En théorie du moins, Ali Bongo serait en train de « révolutionner » l’État Gabonais. A écouter ses chantres, il le dépouillerait des « mauvaises habitudes », il promulguerait une réforme économique et politique, mettant sur pied un mode de gestion nouveau et efficace. Cependant, à y regarder de près, le gouffre entre l’image et la réalité s’étend. La corruption reste endémique; le gouvernement serre la vis aux syndicats, les forces de sécurité battent, emprisonnent, voire même tuent des citoyens qui osent réclamer leurs droits.

Dans le contexte du monde d’aujourd’hui, le Gabon doit paraître démocratique. Les efforts de publicité des media Gabonais pour présenter l’exécutif et le législatif Gabonais comme des systèmes ouverts et transparents sont plutôt amusants. Tout le monde, au Gabon, sait que le système Bongo méprise éperdument les « checks and balances » administratifs et constitutionnels. En théorie, le Gabon a un système présidentiel avec une gouvernance qui échoie au premier ministre dont les actes sont supposés être validés par les chambres parlementaires. Dans la pratique, cependant, le président Gabonais sous Bongo père et sans doute fils, jouit de pouvoirs illimités, il nomme même les députés qui doivent être élus, l’élection n’étant plus qu’un simulacre, une formalité.

Par ailleurs, Ali Bongo emploie l’armée au mépris de toute norme constitutionnelle. Il a envoyé des parachutistes dans les rues de Libreville s’attaquer aux manifestants à la cité de la démocratie. Les mêmes parachutistes furent envoyés à POG pour reprendre le contrôle de la ville face à des citoyens enragés par la fraude électorale ; et aussi au Nord du Gabon.
Quand certains organes de la presse Gabonaise privée prêtent leurs voix aux mécontents, ils le font à leurs risques et périls, car la CNC est toujours prête à sévir si un article écorche le nouveau roi. Au Gabon dans les organes de presse publique, la règles de censure semble être : «Nous ne supporterons pas les critiques directes à propos du président», et les journalistes se le tiennent pour dit.
Sur ce fond de violations de droits humains élémentaires, la corruption continue sans freins, l’impunité aussi. Les meurtres qui suivirent les nominations suite au fameux « Tsunali », restent non élucidés.

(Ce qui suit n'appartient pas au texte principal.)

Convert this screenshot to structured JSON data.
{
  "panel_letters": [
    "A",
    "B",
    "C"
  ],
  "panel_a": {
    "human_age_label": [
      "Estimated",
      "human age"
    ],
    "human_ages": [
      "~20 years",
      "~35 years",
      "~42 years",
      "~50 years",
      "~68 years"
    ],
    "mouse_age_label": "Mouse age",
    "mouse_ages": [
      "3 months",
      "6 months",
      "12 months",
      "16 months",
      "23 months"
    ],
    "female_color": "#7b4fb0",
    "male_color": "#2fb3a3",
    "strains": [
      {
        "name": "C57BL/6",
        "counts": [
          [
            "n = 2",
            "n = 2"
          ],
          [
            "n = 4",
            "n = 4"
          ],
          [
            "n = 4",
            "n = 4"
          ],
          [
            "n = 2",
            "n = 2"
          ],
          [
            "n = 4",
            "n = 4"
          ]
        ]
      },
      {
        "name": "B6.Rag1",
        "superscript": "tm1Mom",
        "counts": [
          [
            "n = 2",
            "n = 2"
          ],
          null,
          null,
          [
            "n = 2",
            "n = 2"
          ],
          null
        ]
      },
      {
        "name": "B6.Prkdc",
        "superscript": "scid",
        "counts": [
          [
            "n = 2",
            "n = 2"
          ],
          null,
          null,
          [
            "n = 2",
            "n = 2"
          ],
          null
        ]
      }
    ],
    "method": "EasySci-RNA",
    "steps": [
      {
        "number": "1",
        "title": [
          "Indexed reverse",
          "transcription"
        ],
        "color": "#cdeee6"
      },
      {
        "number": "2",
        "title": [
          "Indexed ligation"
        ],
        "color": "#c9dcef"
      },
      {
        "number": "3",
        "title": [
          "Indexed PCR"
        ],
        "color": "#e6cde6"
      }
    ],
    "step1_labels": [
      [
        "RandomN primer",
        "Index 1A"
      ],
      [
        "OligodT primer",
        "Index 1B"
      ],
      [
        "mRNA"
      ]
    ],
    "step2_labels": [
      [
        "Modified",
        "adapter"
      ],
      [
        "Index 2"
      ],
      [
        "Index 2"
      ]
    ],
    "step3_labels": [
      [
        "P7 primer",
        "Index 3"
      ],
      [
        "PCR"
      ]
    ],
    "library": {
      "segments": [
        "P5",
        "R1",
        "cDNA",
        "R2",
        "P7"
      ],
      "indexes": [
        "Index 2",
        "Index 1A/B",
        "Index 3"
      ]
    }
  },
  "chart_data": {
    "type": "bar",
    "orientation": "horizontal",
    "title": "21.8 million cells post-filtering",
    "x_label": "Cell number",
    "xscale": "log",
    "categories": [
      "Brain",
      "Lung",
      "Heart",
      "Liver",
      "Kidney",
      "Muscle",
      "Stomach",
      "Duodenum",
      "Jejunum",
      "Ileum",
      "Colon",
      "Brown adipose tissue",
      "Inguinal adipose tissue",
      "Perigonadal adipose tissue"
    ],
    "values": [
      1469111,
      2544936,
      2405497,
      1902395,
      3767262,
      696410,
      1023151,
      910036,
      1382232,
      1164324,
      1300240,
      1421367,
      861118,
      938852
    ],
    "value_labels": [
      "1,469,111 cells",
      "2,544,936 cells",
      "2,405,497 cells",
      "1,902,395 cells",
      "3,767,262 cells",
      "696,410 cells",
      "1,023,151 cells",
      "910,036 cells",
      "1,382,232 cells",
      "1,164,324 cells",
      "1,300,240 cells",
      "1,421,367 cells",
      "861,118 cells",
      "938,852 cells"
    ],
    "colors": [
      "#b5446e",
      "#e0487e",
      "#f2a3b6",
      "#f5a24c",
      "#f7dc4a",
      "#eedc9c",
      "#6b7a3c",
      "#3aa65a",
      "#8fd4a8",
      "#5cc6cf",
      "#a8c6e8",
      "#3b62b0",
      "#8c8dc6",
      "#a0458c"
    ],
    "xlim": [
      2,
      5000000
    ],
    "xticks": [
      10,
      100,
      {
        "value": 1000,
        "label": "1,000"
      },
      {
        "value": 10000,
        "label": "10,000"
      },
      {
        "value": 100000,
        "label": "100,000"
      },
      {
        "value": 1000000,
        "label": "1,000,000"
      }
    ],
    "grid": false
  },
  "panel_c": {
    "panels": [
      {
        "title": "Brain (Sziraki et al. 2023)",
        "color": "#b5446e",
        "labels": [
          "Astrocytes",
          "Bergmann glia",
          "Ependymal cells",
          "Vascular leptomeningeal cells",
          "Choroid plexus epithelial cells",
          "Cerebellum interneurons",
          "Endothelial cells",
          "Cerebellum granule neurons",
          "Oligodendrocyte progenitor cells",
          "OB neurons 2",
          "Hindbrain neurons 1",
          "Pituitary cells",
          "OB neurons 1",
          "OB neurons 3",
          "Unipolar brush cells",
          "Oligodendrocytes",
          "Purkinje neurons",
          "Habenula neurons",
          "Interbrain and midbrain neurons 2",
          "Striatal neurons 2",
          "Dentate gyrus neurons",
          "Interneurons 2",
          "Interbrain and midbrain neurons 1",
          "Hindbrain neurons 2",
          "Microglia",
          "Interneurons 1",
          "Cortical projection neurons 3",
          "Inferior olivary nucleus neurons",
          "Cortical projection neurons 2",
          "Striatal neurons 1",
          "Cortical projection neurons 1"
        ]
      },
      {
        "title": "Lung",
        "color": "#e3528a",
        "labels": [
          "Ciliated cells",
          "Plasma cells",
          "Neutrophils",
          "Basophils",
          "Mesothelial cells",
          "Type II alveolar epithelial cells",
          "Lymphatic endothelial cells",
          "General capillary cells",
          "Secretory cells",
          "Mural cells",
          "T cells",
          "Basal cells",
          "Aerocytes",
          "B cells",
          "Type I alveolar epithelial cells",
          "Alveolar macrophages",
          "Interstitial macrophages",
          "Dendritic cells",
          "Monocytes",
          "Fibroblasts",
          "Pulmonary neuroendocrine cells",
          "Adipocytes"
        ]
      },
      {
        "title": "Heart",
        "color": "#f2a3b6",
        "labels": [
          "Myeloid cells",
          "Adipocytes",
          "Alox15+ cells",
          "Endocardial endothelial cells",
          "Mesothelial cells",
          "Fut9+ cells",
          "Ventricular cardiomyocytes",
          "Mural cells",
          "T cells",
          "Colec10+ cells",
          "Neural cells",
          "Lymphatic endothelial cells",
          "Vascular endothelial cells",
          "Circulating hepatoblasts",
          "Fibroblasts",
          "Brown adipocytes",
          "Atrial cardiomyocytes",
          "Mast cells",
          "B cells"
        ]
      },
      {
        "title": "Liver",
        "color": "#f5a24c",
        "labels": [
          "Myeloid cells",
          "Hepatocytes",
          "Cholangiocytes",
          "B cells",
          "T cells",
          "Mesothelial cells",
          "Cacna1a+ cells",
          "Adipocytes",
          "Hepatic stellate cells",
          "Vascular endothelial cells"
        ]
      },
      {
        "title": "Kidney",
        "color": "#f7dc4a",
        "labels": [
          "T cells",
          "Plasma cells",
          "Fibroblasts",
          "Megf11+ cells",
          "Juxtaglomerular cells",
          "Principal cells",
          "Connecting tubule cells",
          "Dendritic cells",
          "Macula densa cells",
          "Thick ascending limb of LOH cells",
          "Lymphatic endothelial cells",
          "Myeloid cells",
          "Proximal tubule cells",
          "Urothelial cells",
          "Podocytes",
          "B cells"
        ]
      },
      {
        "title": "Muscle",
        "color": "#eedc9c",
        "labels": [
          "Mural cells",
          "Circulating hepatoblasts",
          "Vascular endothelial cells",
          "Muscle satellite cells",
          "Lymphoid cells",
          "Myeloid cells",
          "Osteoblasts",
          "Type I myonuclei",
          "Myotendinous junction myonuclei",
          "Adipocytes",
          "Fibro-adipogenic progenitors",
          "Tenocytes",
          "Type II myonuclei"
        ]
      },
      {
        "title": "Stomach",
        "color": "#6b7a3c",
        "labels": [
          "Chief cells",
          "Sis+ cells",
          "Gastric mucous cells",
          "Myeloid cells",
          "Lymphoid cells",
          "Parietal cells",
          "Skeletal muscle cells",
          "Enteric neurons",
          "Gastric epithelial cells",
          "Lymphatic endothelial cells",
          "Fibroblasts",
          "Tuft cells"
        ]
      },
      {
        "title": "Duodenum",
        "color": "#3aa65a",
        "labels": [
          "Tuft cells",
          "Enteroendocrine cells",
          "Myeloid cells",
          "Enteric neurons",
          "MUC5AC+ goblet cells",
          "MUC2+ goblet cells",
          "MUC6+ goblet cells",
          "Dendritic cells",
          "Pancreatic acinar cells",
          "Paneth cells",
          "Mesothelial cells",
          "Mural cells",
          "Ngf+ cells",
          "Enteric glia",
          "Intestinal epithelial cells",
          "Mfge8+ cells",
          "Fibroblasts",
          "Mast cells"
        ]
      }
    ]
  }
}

Tout cela donne une bien bizarre réforme. La structure du Gabon est en train de changer, oui c’est vrai. Mais la plupart des changements renforcent le modèle autoritaire. Les nouvelles lois électorales dont parlent Mborantsuo ne devront pas inquiéter le PDG, les nominations à des postes de responsabilité restent dépendantes de la fidélité à Ali Bongo. Même un programme supposé être de solidarité comme la couverture médicale par la CNAMGS, est présenté comme une générosité présidentielle, ce qui renforce la tendance traditionnelle de subordination au «patron généreux », et par voie de conséquence, confine le reste de la population à la clochardisation et au larbinisme.
Les pratiques politiques autoritaires touchent inévitablement le domaine économique. Le ministre du Travail refuse d’enregistrer certains syndicats jugés « non-émergents », pour que leurs grèves puissent ainsi être déclarés «illégales» et donc réprimées par la force. La télévision publique, fortement subventionnée par le contribuable, refuse à l’opposition un espace dans les bulletins d’information, et même l’accès à la publicité payée!

Pour résoudre la contradiction des fausses réformes d’Ali Bongo, il nous faut exposer la raison de ce paradoxe: la persistance du système de parti unique, alors même que le nombre de partis politiques ne cesse d’augmenter. Il reste qu’au Gabon, seul le PDG compte, seul le PDG peut faire de vous un « quelqu’un » et seul le PDG gère le pays et distribue la manne.

Nous devons dire à Ali Bongo que s’il veut les avantages économiques d’une société libre, il doit en accepter toutes les conséquences. Plus spécifiquement, que si, comme il le prétend, son régime n’a rien à cacher ni à se reprocher, il n’a aucune raison de s’opposer à l’implantation d’une démocratie véritable qui ne confine pas le pouvoir entre les mains d’une famille.